Everett Edward "Tuck" Kelley (January 8, 1898 – August 15, 1983) was an American college football player and physician. He also served in the Navy during both World Wars, eventually as a commander. As a football player, Kelley was an All-Southern guard for the Vanderbilt Commodores football team of Vanderbilt University. As a physician, he was once the surgeon at the Presbyterian Hospital of the City of Chicago.

==Early life==
Everett Edward Kelley was born January 8, 1898, in Whitesville, Kentucky, to Charles Alphonzo Kelley and Mary Alice Ralph. His father was a farmer and a service station operator.
===University of Kentucky===
Kelley played for the Kentucky Wildcats football teams of the University of Kentucky, selected for All-Kentucky teams in an era dominated by Centre. (Note: Centre College star "Hump" Tanner was from nearby Owensboro.) He was elected treasurer of the freshman class.

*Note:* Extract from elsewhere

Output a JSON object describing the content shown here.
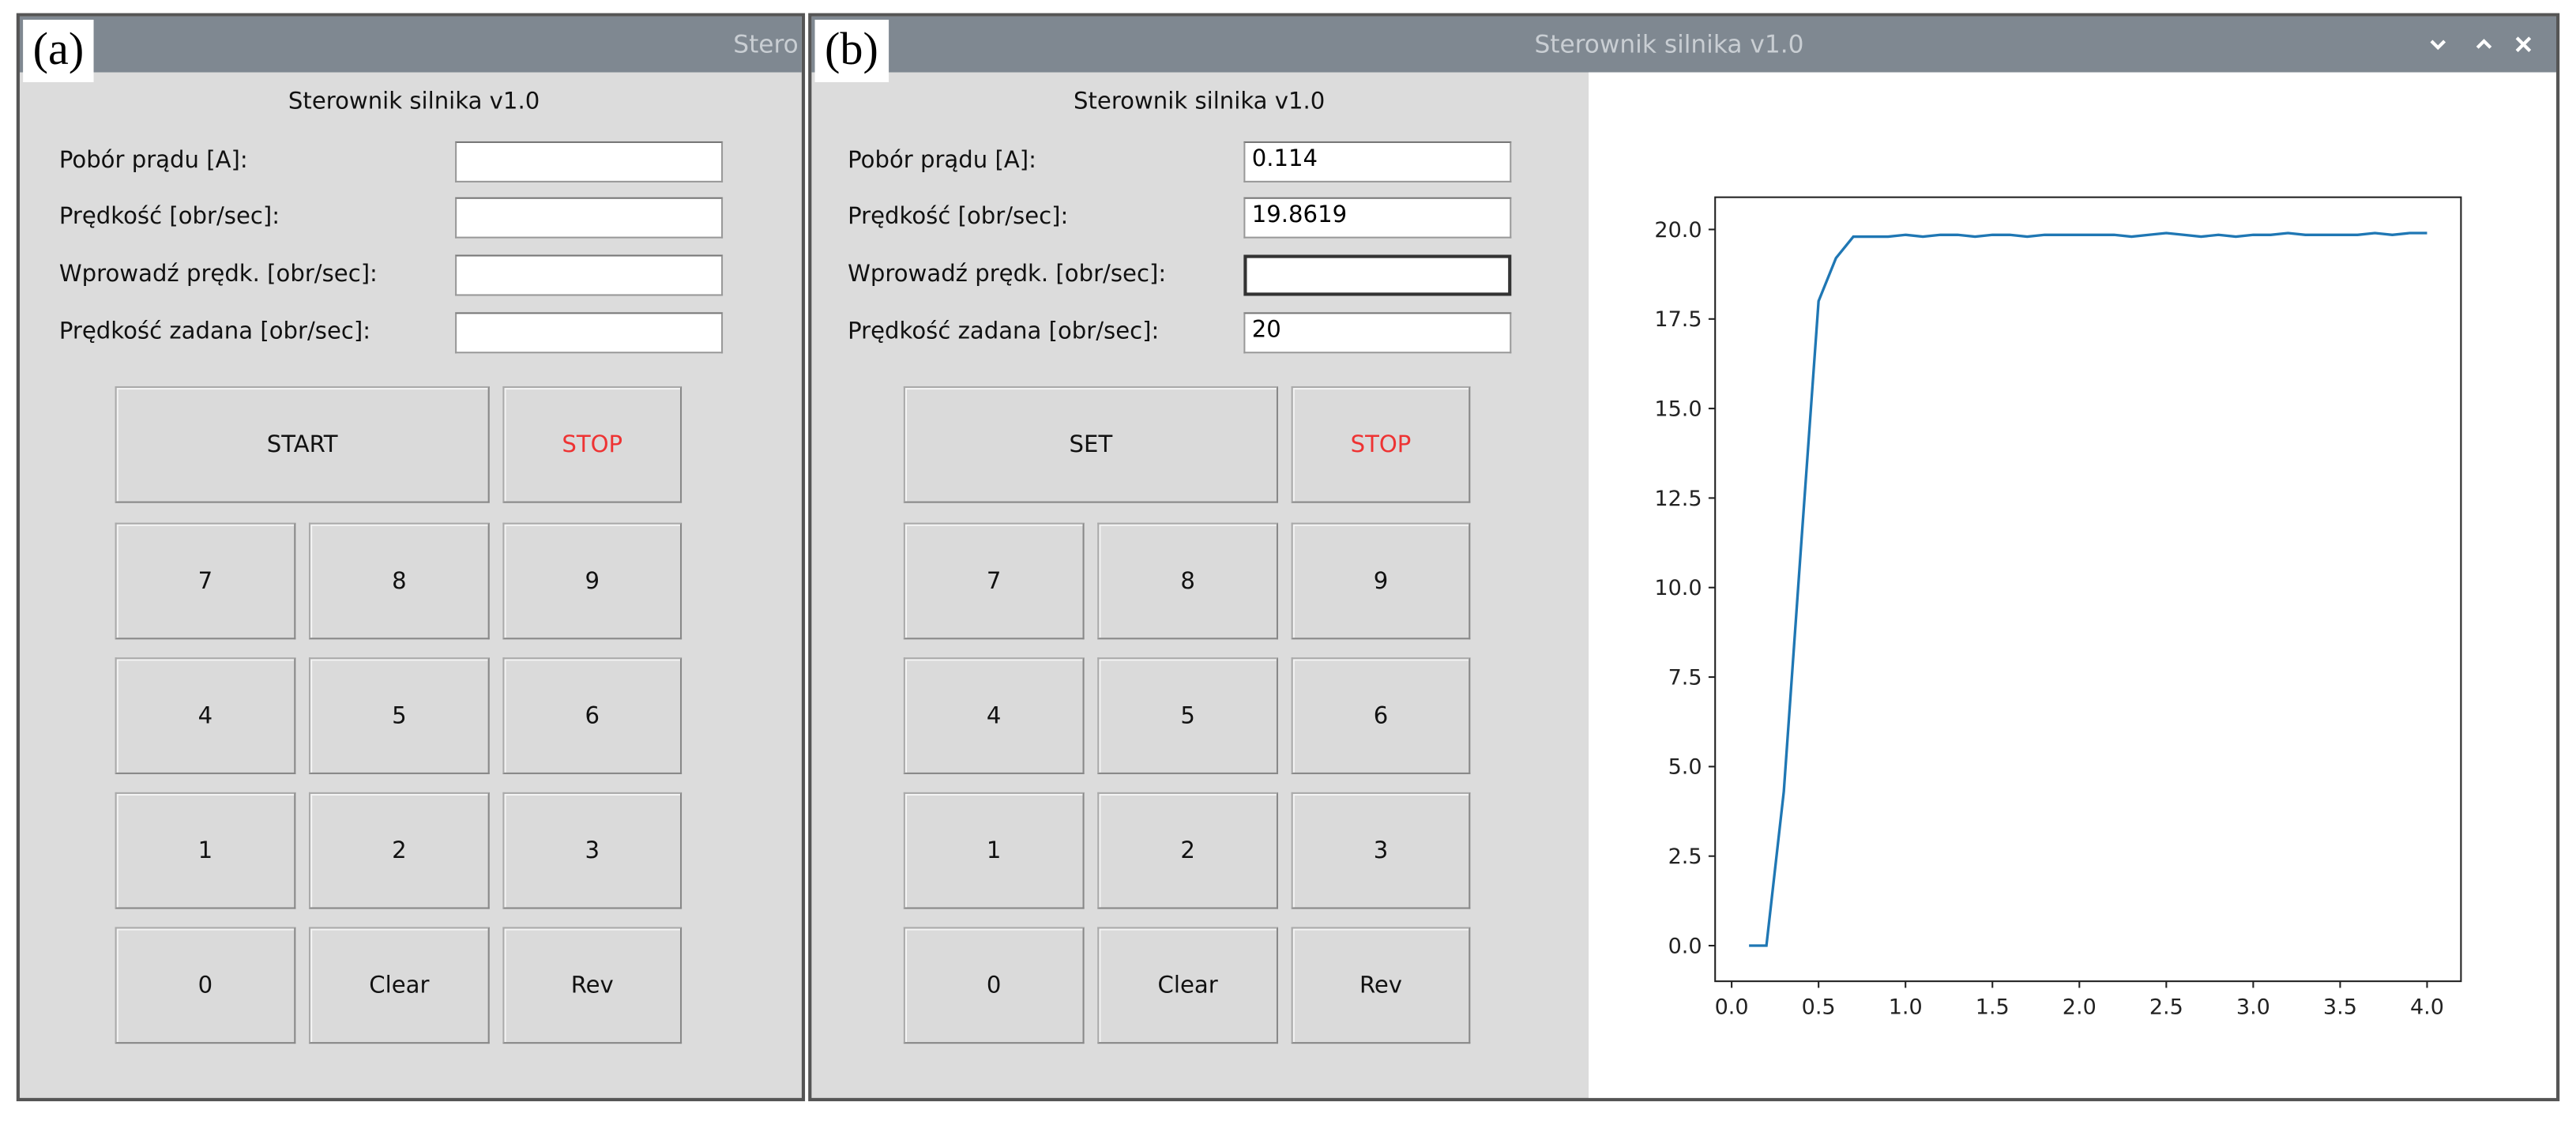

===Vanderbilt University===
Kelley attended medical school at Vanderbilt, where he was a member of Alpha Omega Alpha. He started at guard for Dan McGugin's Vanderbilt football teams from 1922 to 1924. He was a prominent member of Commodores teams that compiled a win–loss–tie record of 20-2-3 over his three years, and won two conference titles.

====1922====
Kelley transferred to Vanderbilt in 1922, having formerly played center for the Kentucky Wildcats. Tuck was a starter for the scoreless tie with Michigan at the dedication of Dudley Field. After the season, he was selected for Billy Evans's All-Southern team; his "Southern Honor Roll."

====1923====
The rematch with the Michigan Wolverines at Ferry Field in 1923, saw Michigan win a bitterly fought contest 3 to 0. Michigan went on to have an undefeated season, and is one of the teams to claim a national title in '23. After the game, the referee McDonald approached Kelley and told him, "You are the first individual I've complimented after a game in which I officiated, but I want to tell you that I never saw a better guard than you are." One of the four touchdowns by Gil Reese in the 35 to 7 victory over the Georgia Bulldogs was a 5-yard run behind Kelley. At the end of the year, Kelley was selected for the All-Southern squad. He was elected to captain the Commodores the next year.

====1924====
The 1924 team, captained by Kelley, was dubbed in Fred Russell's Fifty Years of Vanderbilt Football "the most eventful season in the history of Vanderbilt football." On opening day against Henderson-Brown, Vanderbilt won 13-0. One of Vandy's two scores came on a punt blocked by Kelley, recovered by Hek Wakefield. The third week of play saw the Commodores tie with the Quantico Marines by a score of 13-13. Kelley was injured in this game. He would sit on the bench the rest of the year except for five minutes of the Tulane game the next week. Lynn Bomar suffered a brain hemorrhage in the game against Georgia that year, and in the final game against Sewanee, Wakefield broke his leg. Thus as the season finished, three of Vanderbilt's All-Southern selections for 1923 sat on the bench.

== Personal ==
In June 1925, Kelley married the former Mary Palmer Wade. Kelley's son Everett Jr was also in the Navy as an aviator, and served in the Korean War. Kelley Sr. is buried in Section U, Site 377 at Marietta National Cemetery in Marietta, Georgia.